I am unclear why you think replacing a NatGas heater with a HeatPump "would not increase the total electricity usage at all" that is just false, and I am not even sure why you would claim other wise, NatGas is not an Electric Fuel Source so when you change from a non-electric fuel source to an electric fuel source you will use more electricity. Now changing from Resistive Electric to heatPump would actually drop your electrical usage in some cases (above 0degrees anyway)

Around here it is not uncommon to have a HeatPump with a Gas "emergency" heater for when it gets too cold for the heatpump, as Electric Resistive is TERRIBLE and expensive. The problem is when that combo is sold normally it is wiht 80% furnances or they just leave the old furnace in place and just upgrade the AC/Heatpumpt

1 comments

Not OP, but changing from natural gas heat sources to heat pump does increase your house electricity demand, but then that natural gas is no longer consumed. Natural gas is commonly used as the 'peaker' energy source today... so it's likely that you're just going to be burning natural gas at a plant somewhere else to power your heat pump in the peaky cold snap situation. Natural gas power plants are going to be more efficient than your furnace, unless you have one of the very modern furnaces, and the amount of gas needed to be burned and turned into electricity is going to be a ratio (3:1, 4:1...) lower than the natural gas needed to be burned to heat your house.

Overall that seems like a reduction in total emissions, since you're using less natural gas overall to heat the same amount. Yes, it increases power demand, but is also lessens demand on natural gas by a greater amount.

This could be a overall net negative if the power mix is heavily polluting (coal... etc), but largely we're moving away from that over time and it will only get better.

>Overall that seems like a reduction in total emissions, since you're using less natural gas overall to heat the same amount.

This just isn't the problem at all; it's obviously a problem, but not the constraint here.
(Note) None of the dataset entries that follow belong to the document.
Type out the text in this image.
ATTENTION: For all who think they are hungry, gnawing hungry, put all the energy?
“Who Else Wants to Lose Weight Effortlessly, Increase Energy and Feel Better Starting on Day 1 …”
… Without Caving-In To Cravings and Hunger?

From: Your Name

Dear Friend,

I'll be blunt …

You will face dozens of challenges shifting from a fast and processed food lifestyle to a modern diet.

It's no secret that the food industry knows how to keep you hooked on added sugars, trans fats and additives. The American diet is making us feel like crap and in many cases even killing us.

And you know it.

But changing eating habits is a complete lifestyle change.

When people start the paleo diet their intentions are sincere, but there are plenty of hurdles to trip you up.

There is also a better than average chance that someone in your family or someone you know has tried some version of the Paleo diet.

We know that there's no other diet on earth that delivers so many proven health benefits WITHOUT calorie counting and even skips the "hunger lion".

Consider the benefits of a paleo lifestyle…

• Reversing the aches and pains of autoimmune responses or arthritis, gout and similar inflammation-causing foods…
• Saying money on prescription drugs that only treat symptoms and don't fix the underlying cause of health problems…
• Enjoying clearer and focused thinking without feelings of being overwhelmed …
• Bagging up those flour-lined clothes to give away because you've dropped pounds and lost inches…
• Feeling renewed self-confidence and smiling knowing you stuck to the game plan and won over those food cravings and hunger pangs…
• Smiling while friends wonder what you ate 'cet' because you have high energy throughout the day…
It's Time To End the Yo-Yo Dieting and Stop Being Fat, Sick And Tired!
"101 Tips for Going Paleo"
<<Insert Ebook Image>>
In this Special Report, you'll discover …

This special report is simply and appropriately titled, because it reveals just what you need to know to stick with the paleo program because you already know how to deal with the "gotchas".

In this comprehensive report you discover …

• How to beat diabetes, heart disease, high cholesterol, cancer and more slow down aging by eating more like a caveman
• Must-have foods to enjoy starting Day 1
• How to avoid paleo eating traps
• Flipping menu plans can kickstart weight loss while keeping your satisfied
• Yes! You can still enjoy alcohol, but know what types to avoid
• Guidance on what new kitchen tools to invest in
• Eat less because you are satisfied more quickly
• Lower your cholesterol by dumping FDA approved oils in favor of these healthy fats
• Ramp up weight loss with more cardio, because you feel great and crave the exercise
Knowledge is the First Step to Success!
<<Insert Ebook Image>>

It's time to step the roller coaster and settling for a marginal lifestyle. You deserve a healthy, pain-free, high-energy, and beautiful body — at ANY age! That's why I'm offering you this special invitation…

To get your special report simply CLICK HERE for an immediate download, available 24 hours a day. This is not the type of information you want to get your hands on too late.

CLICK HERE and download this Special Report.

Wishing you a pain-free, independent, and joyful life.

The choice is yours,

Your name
Fossil fuels let you store energy in a distributed fashion (e.g. cutting and stacking firewood for the winter), which is way better for handling peaks.

If too many people get burnt by oversubscribed grids in the winter, I would expect that the middle- and upper-class response will be propane auxiliary heating systems.

Natural gas doesn't really allow a consumer to store energy. Nobody has a tank to store natural gas next to their house. Yes, you can do that with propane... but it also now requires you to have a heating system compatible with propane (it's just a nozzle change for most NG units... but still, that's way beyond the capability of most homeowners to do).

The only thing that using natural gas to burn for a furnace (vs. using it for a heat pump) gets you, is that you need more natural gas generation plants and the infrastructure to handle the additional power on the system. On the other side of the coin, you have all the natural gas infrastructure to each house premise to maintain... which can leak, have issues, etc etc etc.